Ça y est les « fêtes » sont derrière nous. Ouf ! Après qu’on ait tapé la bise à des gens qu’on connait et qu’on apprécie, et parfois aussi à de parfaits inconnus qu’on ne reverra jamais après la Saint-Sylvestre, qu’on ait répondu (ou commencé à répondre) à une rafale de mails et de SMS présentant « tous leurs vœux » (de quoi ?), qu’on ait à peine digéré les agapes, qu’on nous parle déjà de la « galette des rois », on pense pouvoir souffler.

Que nenni ! D’abord il y a les cérémonies de vœux (dont la plus importante, celle de la FNTR et de l’Union TLF le 10 janvier), et surtout le travail qui reprend sur les chapeaux de roues. L’année à venir va être chargée : d’abord l’initiative TREMPLIN qui monte en puissance et où le maximum sera fait pour tenter de combler un déficit de 23 000 postes à pourvoir urgemment. Puis la loi d’orientation des mobilités où devra être surveillée de très près la tentation de taxer les poids lourds.

L’augmentation de la fiscalité carburant qui impacte de plein fouet tout le secteur y compris celui du transport léger qui, lui, ne peut pas bénéficier de la ristourne carburant. Une activité soutenue mais des prix qui restent à la ramasse.

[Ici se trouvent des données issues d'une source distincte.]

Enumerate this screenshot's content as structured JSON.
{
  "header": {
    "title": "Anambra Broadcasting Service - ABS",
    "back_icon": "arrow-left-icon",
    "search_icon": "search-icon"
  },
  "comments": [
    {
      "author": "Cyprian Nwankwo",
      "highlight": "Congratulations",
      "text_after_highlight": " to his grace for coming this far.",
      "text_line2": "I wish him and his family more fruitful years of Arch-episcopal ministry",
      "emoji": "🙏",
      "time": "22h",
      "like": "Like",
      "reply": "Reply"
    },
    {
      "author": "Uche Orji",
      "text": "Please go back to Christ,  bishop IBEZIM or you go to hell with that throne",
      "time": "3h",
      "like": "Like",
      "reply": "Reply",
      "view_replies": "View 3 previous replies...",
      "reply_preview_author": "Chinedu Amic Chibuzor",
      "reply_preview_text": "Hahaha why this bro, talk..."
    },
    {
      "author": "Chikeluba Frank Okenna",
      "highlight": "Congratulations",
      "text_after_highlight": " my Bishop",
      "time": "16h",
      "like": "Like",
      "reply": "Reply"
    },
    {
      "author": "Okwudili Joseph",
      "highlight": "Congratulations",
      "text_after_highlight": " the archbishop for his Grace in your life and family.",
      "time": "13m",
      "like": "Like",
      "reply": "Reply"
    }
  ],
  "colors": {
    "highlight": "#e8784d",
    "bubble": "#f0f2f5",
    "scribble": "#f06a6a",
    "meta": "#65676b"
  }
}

La transition énergétique où il faut gérer des villes qui accordent des aides à l’acquisition de véhicules propres mais dans des régions qui elles, n’accordent rien du tout.

Les problèmes d’interdiction de circuler, de permis et de cartes grises bloqués dans le système de l’ANTS (Agence Nationale des Titres sécurisés), des négociations sociales engageantes sur les minima conventionnels, les classifications, la réforme du Congé de fin d’activité... Et bien d’autres problématiques qui surgiront et très certainement au-delà de 80 kms/heure.

Mais aussi et c’est ça qui est enthousiasmant des solutions ! Donc, même si la formule est un peu convenue : bonne année et surtout bonne santé. Car c’est quand on l’a plus qu’on se rend compte à quel point c’est un bien précieux. Un peu comme le bonheur dont Jacques Prévert disait qu’il l’avait reconnu « au bruit qu’il avait fait en claquant la porte » … Le bonheur on ne sait pas, mais la santé on en aura indiscutablement besoin.